Hip hip hooray! After lagging growth managers for three consecutive years, value investors in Canada were back in favour in 2021. Of course, we’re celebrating this at QV Investors given our focus on quality and value. The QV Canadian Equity Fund produced strong absolute and relative results, returning 28.9% in 2021 versus the benchmark return of 25.1%. But before you dismiss this as marketing propaganda, let me shift focus to the broader active management environment in Canada. Understanding the active management environment provides important context to investment manager performance. One shouldn’t penalize a good manager because the active management environment is challenging or because their style of investing is out of favour. On the flipside, nobody wants to give too much credit to a portfolio that has done well just because the active management environment is supportive or because its style is in favour.
SOME HELPFUL DEFINITIONS
There is no scientific approach, but we consider a “favourable” active management environment to be when 50% or more managers in a universe beat the benchmark AND the median return is greater than the benchmark return. In 2021, 63% of Canadian large cap managers (based on eVestment Canadian Large Cap and All Cap universes combined) beat the S&P/TSX Composite TR Index return, which may not sound that impressive but is a notable improvement from 38% in 2020 and is the highest proportion of outperformance since 2015 when 85% beat the benchmark. As well, the median large cap manager return was 26.3% in 2021, roughly 120 basis points ahead of the S&P/TSX Composite TR Index return of 25.1%. Looking back, 2019 and 2020 were challenging for active managers in Canada overall with less than 40% beating the benchmark in each year and median returns that lagged the benchmark.

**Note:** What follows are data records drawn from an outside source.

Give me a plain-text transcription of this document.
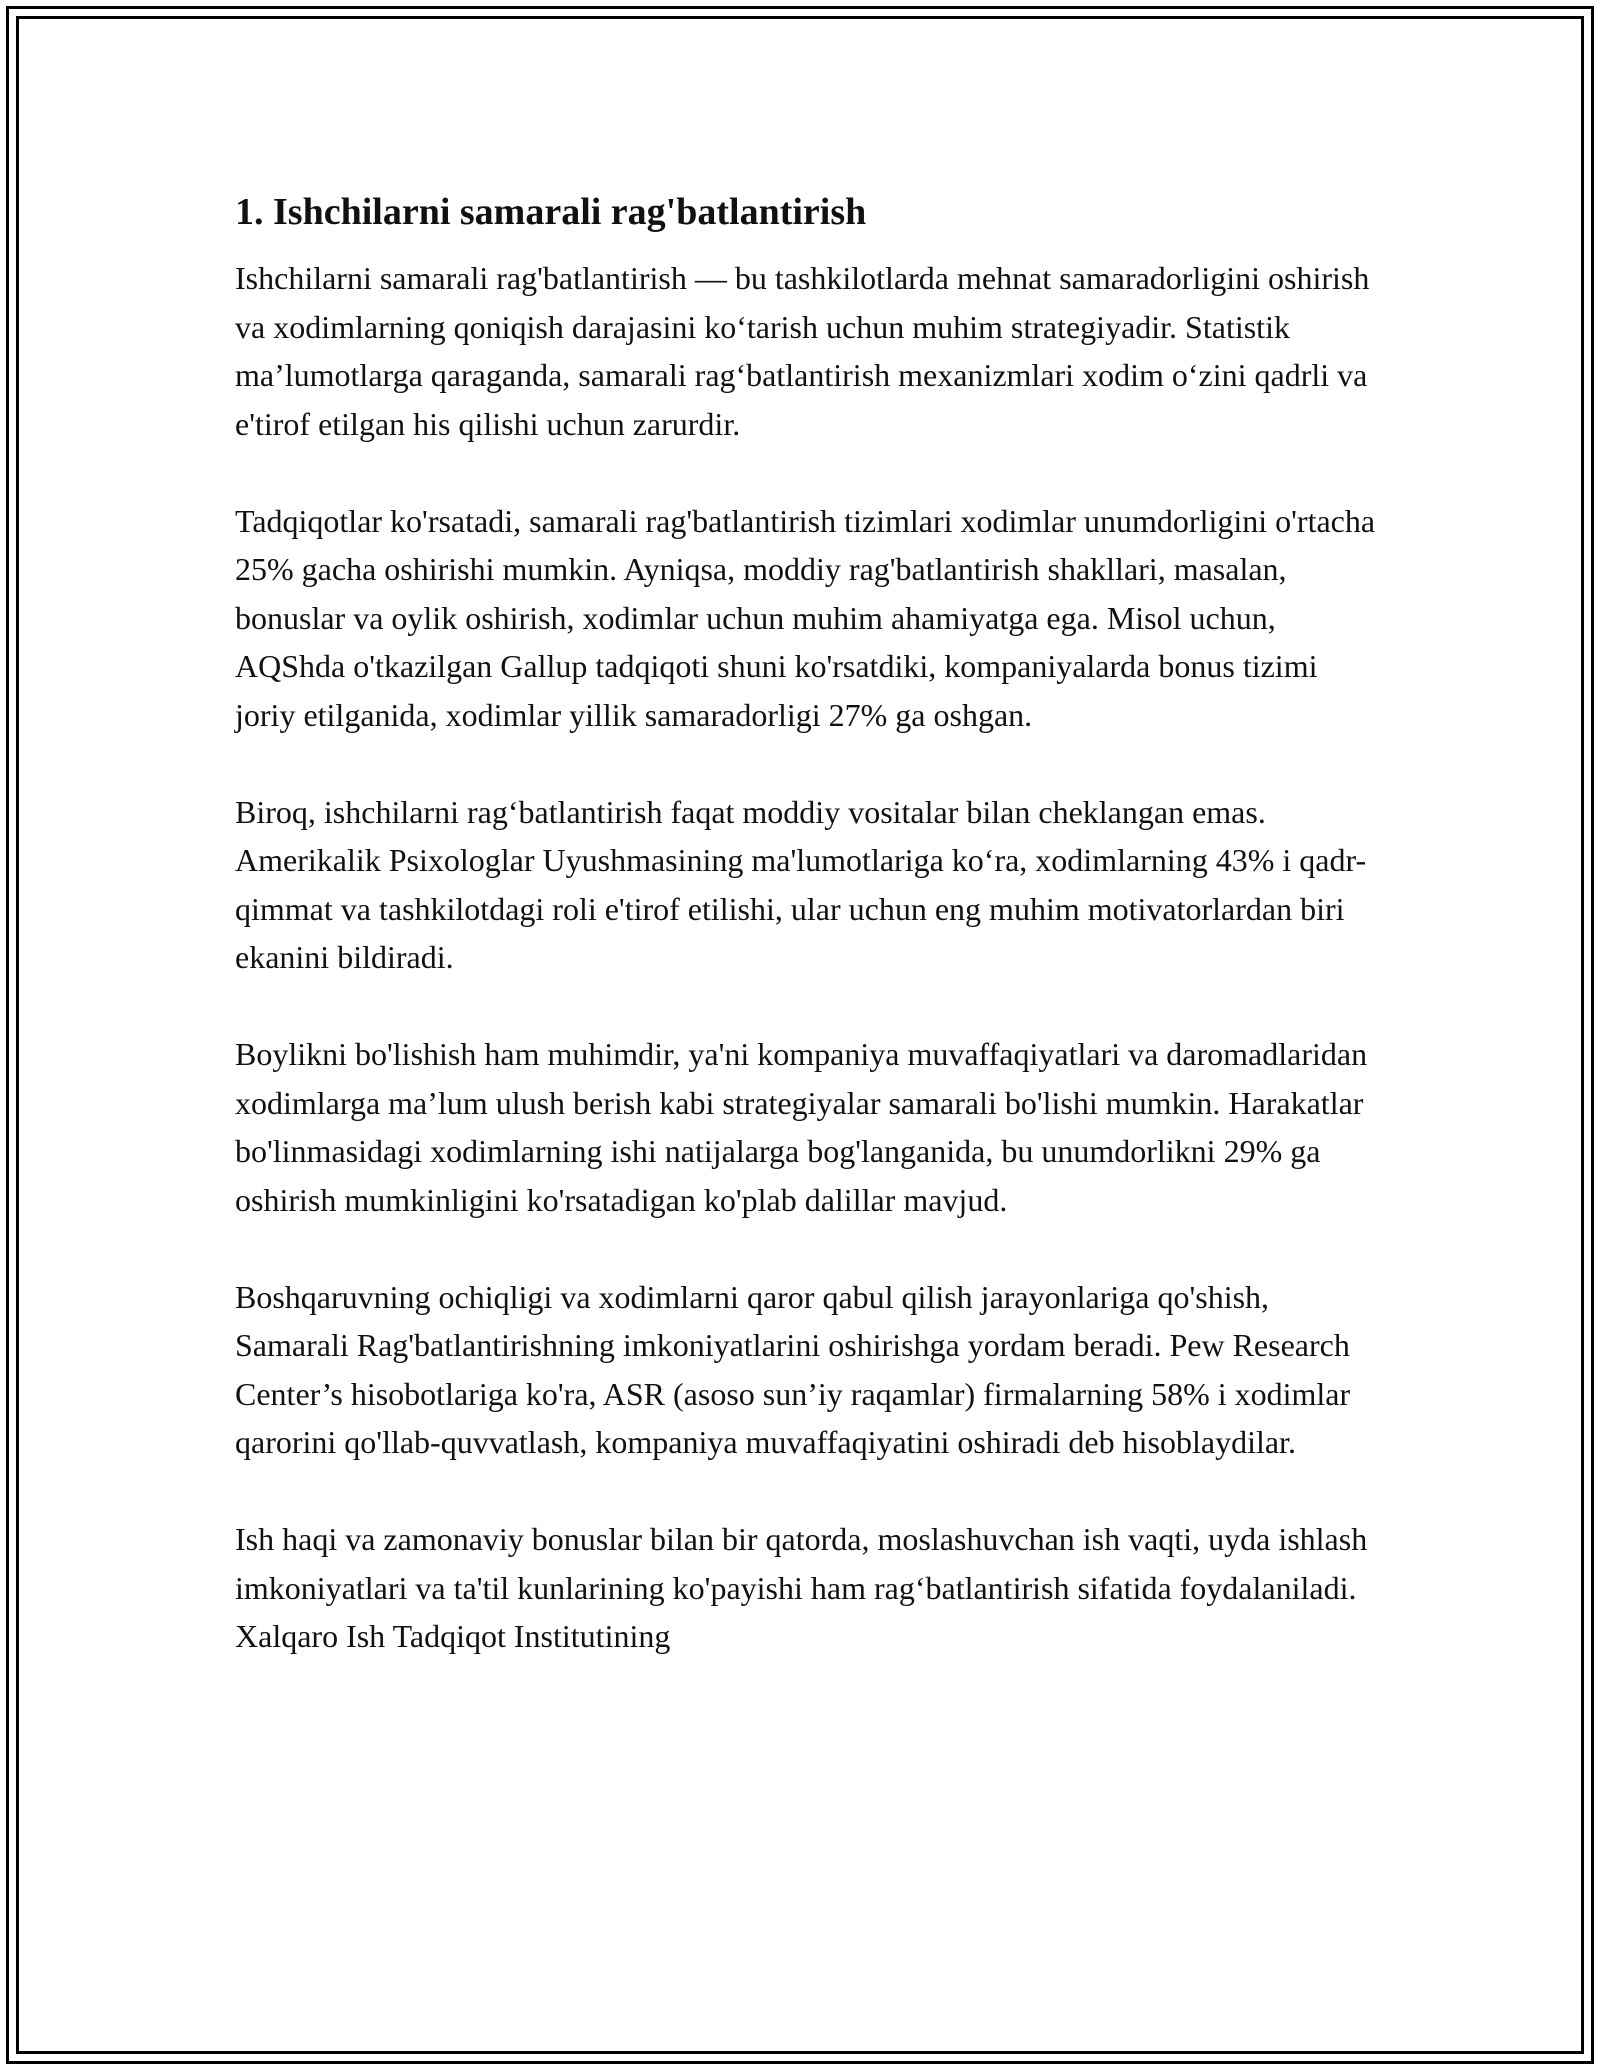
1. Ishchilarni samarali rag'batlantirish

Ishchilarni samarali rag'batlantirish — bu tashkilotlarda mehnat samaradorligini oshirish va xodimlarning qoniqish darajasini koʻtarish uchun muhim strategiyadir. Statistik ma’lumotlarga qaraganda, samarali ragʻbatlantirish mexanizmlari xodim oʻzini qadrli va e'tirof etilgan his qilishi uchun zarurdir.

Tadqiqotlar ko'rsatadi, samarali rag'batlantirish tizimlari xodimlar unumdorligini o'rtacha 25% gacha oshirishi mumkin. Ayniqsa, moddiy rag'batlantirish shakllari, masalan, bonuslar va oylik oshirish, xodimlar uchun muhim ahamiyatga ega. Misol uchun, AQShda o'tkazilgan Gallup tadqiqoti shuni ko'rsatdiki, kompaniyalarda bonus tizimi joriy etilganida, xodimlar yillik samaradorligi 27% ga oshgan.

Biroq, ishchilarni ragʻbatlantirish faqat moddiy vositalar bilan cheklangan emas. Amerikalik Psixologlar Uyushmasining ma'lumotlariga koʻra, xodimlarning 43% i qadr-qimmat va tashkilotdagi roli e'tirof etilishi, ular uchun eng muhim motivatorlardan biri ekanini bildiradi.

Boylikni bo'lishish ham muhimdir, ya'ni kompaniya muvaffaqiyatlari va daromadlaridan xodimlarga ma’lum ulush berish kabi strategiyalar samarali bo'lishi mumkin. Harakatlar bo'linmasidagi xodimlarning ishi natijalarga bog'langanida, bu unumdorlikni 29% ga oshirish mumkinligini ko'rsatadigan ko'plab dalillar mavjud.

Boshqaruvning ochiqligi va xodimlarni qaror qabul qilish jarayonlariga qo'shish, Samarali Rag'batlantirishning imkoniyatlarini oshirishga yordam beradi. Pew Research Center’s hisobotlariga ko'ra, ASR (asoso sun’iy raqamlar) firmalarning 58% i xodimlar qarorini qo'llab-quvvatlash, kompaniya muvaffaqiyatini oshiradi deb hisoblaydilar.

Ish haqi va zamonaviy bonuslar bilan bir qatorda, moslashuvchan ish vaqti, uyda ishlash imkoniyatlari va ta'til kunlarining ko'payishi ham ragʻbatlantirish sifatida foydalaniladi. Xalqaro Ish Tadqiqot Institutining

Let’s turn to a discussion of style. To keep this simple, we are only focusing on two styles: Value and Growth. Value managers are defined as those that seek to buy stocks that are trading at a discount to their “fair value” and sell them at or in excess of that value. Whereas growth managers are those that concentrate on companies with better prospects for future growth with less focus on valuation.
VALUE MANAGERS BEAT GROWTH
The chart below shows how much of a comeback value managers made, with 77% beating the S&P/TSX Composite TR Index return in 2021. That’s up from 32% in 2020 and is the highest since 2013! The median value manager return was over 4% ahead of the benchmark in 2021, also the highest since 2013.
How does that compare to growth managers? The chart below shows that 55% of growth managers beat the S&P/TSX Composite TR Index return in 2021, the same as in 2020. The median growth manager return was roughly 55 basis points ahead of the benchmark in 2021.
HUGE DIFFERENCE IN MEDIAN RETURNS
The chart below brings the two styles together and shows the median value manager return minus the median growth manager return. It’s clear from the chart how much value managers bounced back with the median return roughly 360 basis points ahead of the median growth manager return. That’s the most since 2016 and follows three years when value was clearly out of favour.
WHAT MIGHT HAVE HELPED VALUE MANAGERS
The concentrated nature of the Canadian market is often more problematic over short periods of time for value managers than growth managers. RIM (now Blackberry), Valeant (now Bausch Health Companies) and Nortel are historical examples of this. Most recently it has been Shopify. Most value managers do not own Shopify so when it was up 178% in 2020 and became the largest stock in the index, it really hurt value managers’ benchmark relative performance, particularly those with concentrated portfolios. Just to give some perspective, not owning Shopify in the QV Canadian Equity Fund detracted over 500 basis points of excess return in 2020. In 2021, Shopify’s 30% surge in the second quarter also had a negative impact, but not owning it had a neutral to slightly positive impact on benchmark relative performance throughout the rest of the year. Note that for the month of January in 2022, not owning Shopify added over 200 basis points of excess return with the stock down nearly 30%.
Gold stocks have also had a significant impact on the active management environment in Canada over time. After surging almost 22% in 2020, gold stocks fell nearly 10% in 2021, which was hugely beneficial for value managers who tend to have no or very little weight in gold compared to growth managers. Not owning any golds in the QV Canadian Equity Fund added over 300 basis points of excess return in 2021, after detracting nearly 120 basis points in 2020.
While it’s impossible to predict which style will be in favour and for how long, the turnaround in value after lagging for three years is certainly worth noting. No one style consistently outperforms in Canada and at times the differences can be quite extreme. Typically, but not always, style cycles last 3 to 4 years. With interest rates poised to rise, perhaps value investing is the place to be.
All returns stated are gross of fees.